In a new survey, the Golden State beats Florida as the place Americans most want to live.

It is the scene that has launched a thousand postcards.

In the distance, the red ribbon of the Golden Gate Bridge arches across a clear September sky toward the steep slopes of the Marin headlands. A cargo ship slips beneath, as if to offer some hint of the scale, its smoke stretched into a thin thread of pale indigo that frays in the cool Pacific breeze.

On the shore, rainbow-colored umbrellas and bikinis cover the pale and bronzed, as cyclists slalom through a boardwalk crowd. Terry Kelly stands nearby and looks over the bay like any tourist would, awestruck. But Mr. Kelly, pausing over the kayak he has just paddled ashore, is no visitor. And he's glad: "There's no place I'd rather live than here," he exults.

America, it would seem, now agrees with him. According to a newly released Harris Interactive survey, California is now the state where Americans would most like to live, unseating Florida, which had been No. 1 since 1997.

The poll is hardly a statement of intent. In reality, more people move out of California than enter it. Rather, it is a measure of the enduring California mystique – that even after a dotcom depression, statewide blackouts, and billion-dollar deficits, it is still seen as the most alluring state in the union.

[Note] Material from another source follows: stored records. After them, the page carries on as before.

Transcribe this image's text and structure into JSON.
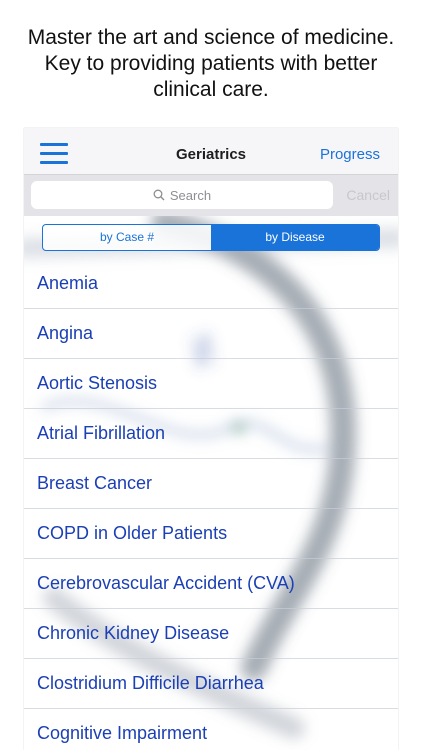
{
  "caption": {
    "line1": "Master the art and science of medicine.",
    "line2": "Key to providing patients with better",
    "line3": "clinical care."
  },
  "navbar": {
    "title": "Geriatrics",
    "progress_label": "Progress",
    "menu_icon": "hamburger-menu-icon"
  },
  "search": {
    "placeholder": "Search",
    "cancel_label": "Cancel"
  },
  "segments": {
    "by_case": "by Case #",
    "by_disease": "by Disease",
    "selected": "by Disease"
  },
  "diseases": [
    "Anemia",
    "Angina",
    "Aortic Stenosis",
    "Atrial Fibrillation",
    "Breast Cancer",
    "COPD in Older Patients",
    "Cerebrovascular Accident (CVA)",
    "Chronic Kidney Disease",
    "Clostridium Difficile Diarrhea",
    "Cognitive Impairment"
  ],
  "colors": {
    "accent": "#1a73d9",
    "list_text": "#1b3fb5"
  }
}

'Like America, only more so'

California is as much an idea as a location, encompassing all that is America – from farmlands to mountains to deserts to seas – and amplifying its extremes, like the fault-scarred landscape itself. It is the most populous, most diverse, most influential state. Were it a country, it would have the sixth largest economy in the world. Says state librarian Kevin Starr, "It's like America, only more so."

Yet on this most quintessentially Californian of days, when even walking the dog takes on the hint of a vacation, one need only go outside to see what provokes other states' envy.

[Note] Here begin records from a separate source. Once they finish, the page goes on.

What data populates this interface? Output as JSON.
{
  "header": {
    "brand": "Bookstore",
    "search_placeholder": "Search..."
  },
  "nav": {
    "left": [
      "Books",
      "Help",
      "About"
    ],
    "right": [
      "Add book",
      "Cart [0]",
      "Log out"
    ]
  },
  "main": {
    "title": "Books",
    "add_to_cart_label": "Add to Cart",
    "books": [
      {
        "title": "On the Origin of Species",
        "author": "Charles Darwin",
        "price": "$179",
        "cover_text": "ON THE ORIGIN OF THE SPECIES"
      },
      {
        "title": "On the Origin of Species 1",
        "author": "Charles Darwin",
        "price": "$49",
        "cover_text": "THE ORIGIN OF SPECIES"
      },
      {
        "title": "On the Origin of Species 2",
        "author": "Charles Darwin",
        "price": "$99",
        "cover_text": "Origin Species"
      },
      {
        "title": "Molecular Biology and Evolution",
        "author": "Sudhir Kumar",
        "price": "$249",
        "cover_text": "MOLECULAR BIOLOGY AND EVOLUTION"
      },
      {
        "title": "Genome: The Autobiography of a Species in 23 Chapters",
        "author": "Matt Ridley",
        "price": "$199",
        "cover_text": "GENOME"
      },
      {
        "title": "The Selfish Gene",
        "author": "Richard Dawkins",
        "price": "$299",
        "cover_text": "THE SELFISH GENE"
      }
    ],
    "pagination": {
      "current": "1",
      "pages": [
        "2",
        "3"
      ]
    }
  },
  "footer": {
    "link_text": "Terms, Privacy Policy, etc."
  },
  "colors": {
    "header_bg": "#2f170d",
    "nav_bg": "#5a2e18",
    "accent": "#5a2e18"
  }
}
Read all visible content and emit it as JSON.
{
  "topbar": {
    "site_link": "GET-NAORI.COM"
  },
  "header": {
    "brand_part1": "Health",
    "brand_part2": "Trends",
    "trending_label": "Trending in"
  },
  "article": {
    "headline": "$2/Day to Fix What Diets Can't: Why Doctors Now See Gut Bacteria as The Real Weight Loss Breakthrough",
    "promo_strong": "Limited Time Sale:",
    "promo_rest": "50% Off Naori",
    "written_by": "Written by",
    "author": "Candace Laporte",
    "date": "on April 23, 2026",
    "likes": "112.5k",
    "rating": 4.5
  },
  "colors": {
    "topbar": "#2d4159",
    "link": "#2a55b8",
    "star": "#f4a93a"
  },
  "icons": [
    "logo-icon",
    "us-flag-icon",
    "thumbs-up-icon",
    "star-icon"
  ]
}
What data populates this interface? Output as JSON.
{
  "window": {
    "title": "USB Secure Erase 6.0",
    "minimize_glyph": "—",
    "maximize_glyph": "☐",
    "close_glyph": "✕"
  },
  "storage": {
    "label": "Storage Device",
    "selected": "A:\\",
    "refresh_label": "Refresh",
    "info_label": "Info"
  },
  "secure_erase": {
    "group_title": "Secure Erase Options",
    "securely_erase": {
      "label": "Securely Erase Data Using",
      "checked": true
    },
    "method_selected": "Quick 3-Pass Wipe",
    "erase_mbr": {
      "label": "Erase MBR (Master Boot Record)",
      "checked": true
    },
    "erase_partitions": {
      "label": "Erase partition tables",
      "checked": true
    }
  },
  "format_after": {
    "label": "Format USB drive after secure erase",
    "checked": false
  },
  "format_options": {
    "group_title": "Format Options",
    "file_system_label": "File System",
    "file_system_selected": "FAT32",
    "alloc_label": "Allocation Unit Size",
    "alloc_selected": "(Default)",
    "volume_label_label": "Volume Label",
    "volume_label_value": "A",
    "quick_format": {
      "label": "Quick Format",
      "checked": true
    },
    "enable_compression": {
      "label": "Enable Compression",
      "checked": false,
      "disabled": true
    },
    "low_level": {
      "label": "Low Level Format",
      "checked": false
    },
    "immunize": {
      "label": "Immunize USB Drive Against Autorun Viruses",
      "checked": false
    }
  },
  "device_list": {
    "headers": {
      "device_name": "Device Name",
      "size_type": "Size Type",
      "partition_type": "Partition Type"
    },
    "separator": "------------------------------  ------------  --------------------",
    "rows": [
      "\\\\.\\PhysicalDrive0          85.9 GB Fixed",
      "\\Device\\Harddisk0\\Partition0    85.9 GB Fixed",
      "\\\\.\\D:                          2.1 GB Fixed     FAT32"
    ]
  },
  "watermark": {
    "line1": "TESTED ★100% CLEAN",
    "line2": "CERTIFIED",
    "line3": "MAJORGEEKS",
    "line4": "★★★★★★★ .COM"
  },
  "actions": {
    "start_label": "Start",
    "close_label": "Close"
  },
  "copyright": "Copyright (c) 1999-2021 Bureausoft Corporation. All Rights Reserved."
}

From her perch beside the fluted sandstone column of Coit Tower, high above the bay on Telegraph Hill, Kim Callahan looks like she could sip in the sunshine and 70-degree temperatures through a straw. Leaning back on the stairs of the monument, chin tilted toward the sun, she says she would have no qualms about abandoning her Kansas City-area home for the Golden State. "Oh yeah," says Ms. Callahan, who's here with her husband for their 13th wedding anniversary. "It's the weather."

Traffic, quakes, fires – but no bugs

It makes up for a multitude of sins.

Earthquakes, for one. Mudslides, for another. Wildfires. Traffic. Home prices. In the nine-county Bay Area – granted, the most expensive part of the state – the median home price tops $400,000. In Florida, that kind of money is only for people who gold leaf their bathtubs.

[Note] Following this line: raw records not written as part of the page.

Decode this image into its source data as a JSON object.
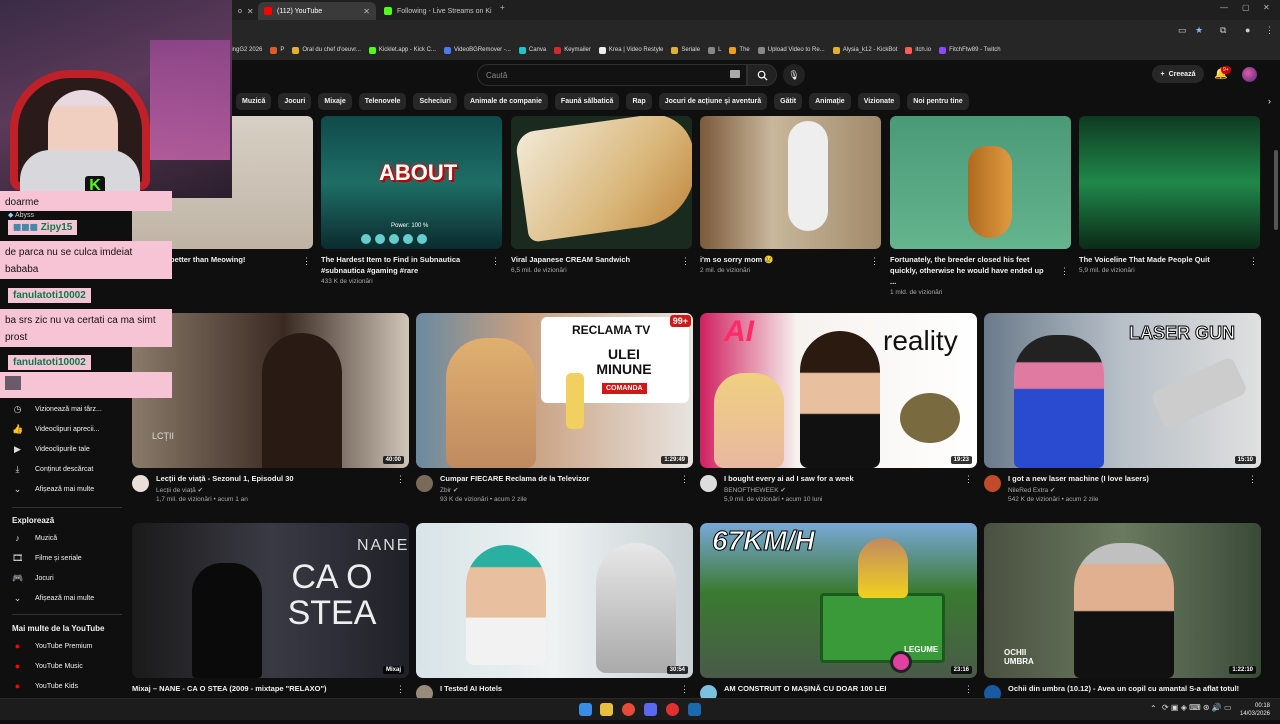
{
  "browser": {
    "tabs": [
      {
        "label": "o"
      },
      {
        "label": "(112) YouTube"
      },
      {
        "label": "Following - Live Streams on Ki"
      }
    ],
    "new_tab": "+",
    "bookmarks": [
      "ningG2 2026",
      "P",
      "Oral du chef d'oeuvr...",
      "Kicklet.app - Kick C...",
      "VideoBGRemover -...",
      "Canva",
      "Keymailer",
      "Krea | Video Restyle",
      "Seriale",
      "L",
      "The",
      "Upload Video to Re...",
      "Alysia_k12 - KickBot",
      "itch.io",
      "FitchFtw89 - Twitch"
    ]
  },
  "youtube": {
    "search_placeholder": "Caută",
    "create_label": "Creează",
    "notif_count": "9+",
    "chips": [
      "Muzică",
      "Jocuri",
      "Mixaje",
      "Telenovele",
      "Scheciuri",
      "Animale de companie",
      "Faună sălbatică",
      "Rap",
      "Jocuri de acțiune și aventură",
      "Gătit",
      "Animație",
      "Vizionate",
      "Noi pentru tine"
    ],
    "shorts": [
      {
        "title": "better than Meowing!",
        "views": ""
      },
      {
        "title": "The Hardest Item to Find in Subnautica #subnautica #gaming #rare",
        "views": "433 K de vizionări",
        "overlay": "ABOUT",
        "power": "Power: 100 %"
      },
      {
        "title": "Viral Japanese CREAM Sandwich",
        "views": "6,5 mil. de vizionări"
      },
      {
        "title": "i'm so sorry mom 😢",
        "views": "2 mil. de vizionări"
      },
      {
        "title": "Fortunately, the breeder closed his feet quickly, otherwise he would have ended up ...",
        "views": "1 mld. de vizionări"
      },
      {
        "title": "The Voiceline That Made People Quit",
        "views": "5,9 mil. de vizionări"
      }
    ],
    "videos_row1": [
      {
        "title": "Lecții de viață - Sezonul 1, Episodul 30",
        "channel": "Lecții de viață",
        "stats": "1,7 mil. de vizionări • acum 1 an",
        "duration": "40:00",
        "thumb_text": "LCȚII"
      },
      {
        "title": "Cumpar FIECARE Reclama de la Televizor",
        "channel": "Zbir",
        "stats": "93 K de vizionări • acum 2 zile",
        "duration": "1:29:49",
        "thumb_text": "RECLAMA TV",
        "thumb_text2": "ULEI MINUNE",
        "thumb_text3": "COMANDA",
        "badge": "99+"
      },
      {
        "title": "I bought every ai ad I saw for a week",
        "channel": "BENOFTHEWEEK",
        "stats": "5,9 mil. de vizionări • acum 10 luni",
        "duration": "19:23",
        "thumb_text": "reality",
        "thumb_text2": "AI"
      },
      {
        "title": "I got a new laser machine (I love lasers)",
        "channel": "NileRed Extra",
        "stats": "542 K de vizionări • acum 2 zile",
        "duration": "15:10",
        "thumb_text": "LASER GUN"
      }
    ],
    "videos_row2": [
      {
        "title": "Mixaj – NANE - CA O STEA (2009 - mixtape \"RELAXO\")",
        "duration": "Mixaj",
        "thumb_text": "NANE",
        "thumb_text2": "CA O STEA"
      },
      {
        "title": "I Tested AI Hotels",
        "duration": "30:54"
      },
      {
        "title": "AM CONSTRUIT O MAȘINĂ CU DOAR 100 LEI",
        "duration": "23:16",
        "thumb_text": "67KM/H",
        "thumb_text2": "LEGUME"
      },
      {
        "title": "Ochii din umbra (10.12) - Avea un copil cu amantal S-a aflat totul!",
        "duration": "1:22:10",
        "thumb_text": "OCHII UMBRA"
      }
    ],
    "sidebar": {
      "items_top": [
        "Vizionează mai târz...",
        "Videoclipuri aprecii...",
        "Videoclipurile tale",
        "Conținut descărcat",
        "Afișează mai multe"
      ],
      "explore_heading": "Explorează",
      "explore": [
        "Muzică",
        "Filme și seriale",
        "Jocuri",
        "Afișează mai multe"
      ],
      "more_heading": "Mai multe de la YouTube",
      "more": [
        "YouTube Premium",
        "YouTube Music",
        "YouTube Kids"
      ]
    }
  },
  "overlay_chat": {
    "messages": [
      {
        "name": "",
        "text": "doarme"
      },
      {
        "name": "Abyss",
        "text": ""
      },
      {
        "name": "Zipy15",
        "text": "de parca nu se culca imdeiat bababa"
      },
      {
        "name": "fanulatoti10002",
        "text": "ba srs zic nu va certati ca ma simt prost"
      },
      {
        "name": "fanulatoti10002",
        "text": ""
      }
    ]
  },
  "taskbar": {
    "time": "00:18",
    "date": "14/03/2026"
  }
}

Florida "is a great place to raise a family," says Joe Hyman, president of the Florida Travel and Tourist Bureau and a lifelong Floridian. "The housing is affordable. A middle-class Floridian can live in a two-bedroom house in a gated community, while in California you'd have to be making $200,000." It's warm there, too, and "the water is warm enough that you can actually get in and swim," he adds.

Callahan, however, is not convinced. "I've been to Florida," she says. "Too many bugs."

Besides, California is for those who've transcended the practical. Brea Aldorfer could have moved anywhere with her nursing job. She came to San Francisco, where she needed to find a roommate and cordon off a one-bedroom apartment with a bedsheet. Recently, a couple was found living in a tree down the peninsula. The image of the struggling actor in Los Angeles has become proverbial.

A state of epiphany

For many, California is more a calling than a migration – to a unique lifestyle.

"It's the flavor of it, the romance of it," says Austin Dach, head of California Lifestyles Realty in Arcata along the remote coastline of California's north coast.

He grew up in a California where tumbleweeds would blow down the streets of the San Fernando Valley on the Santa Ana winds, later left to spend a few years in the East, then returned to northern California in 1969. He hasn't moved since. "It is this magnetic sort of force," he says.

Kayaker Kelly agrees. As a philosophy professor, he might have used words like "Zen" before coming to California – but never in association with anything that had a state bird. "This is the only place I've lived where I felt the place made me a better person," says Terry, who lived in Philadelphia and St. Louis before San Francisco. "You'll be backpacking in Yosemite and time and time again, you wind up having these moments of epiphany."

For the most part, the only hiking he did before he moved here was to and from class. Now, he's Grizzly Adams in synthetic stretch pants. He has his own boat and pushes out on to San Francisco Bay twice a week. "Here, you can't avoid these sorts of things," he says, sounding like a state tourism official. "Give me 3-1/2 hours of driving, and I can be at Yosemite, Big Sur, Lake Tahoe. I can be sitting on a beach and skiing in the same day. That's pretty powerful."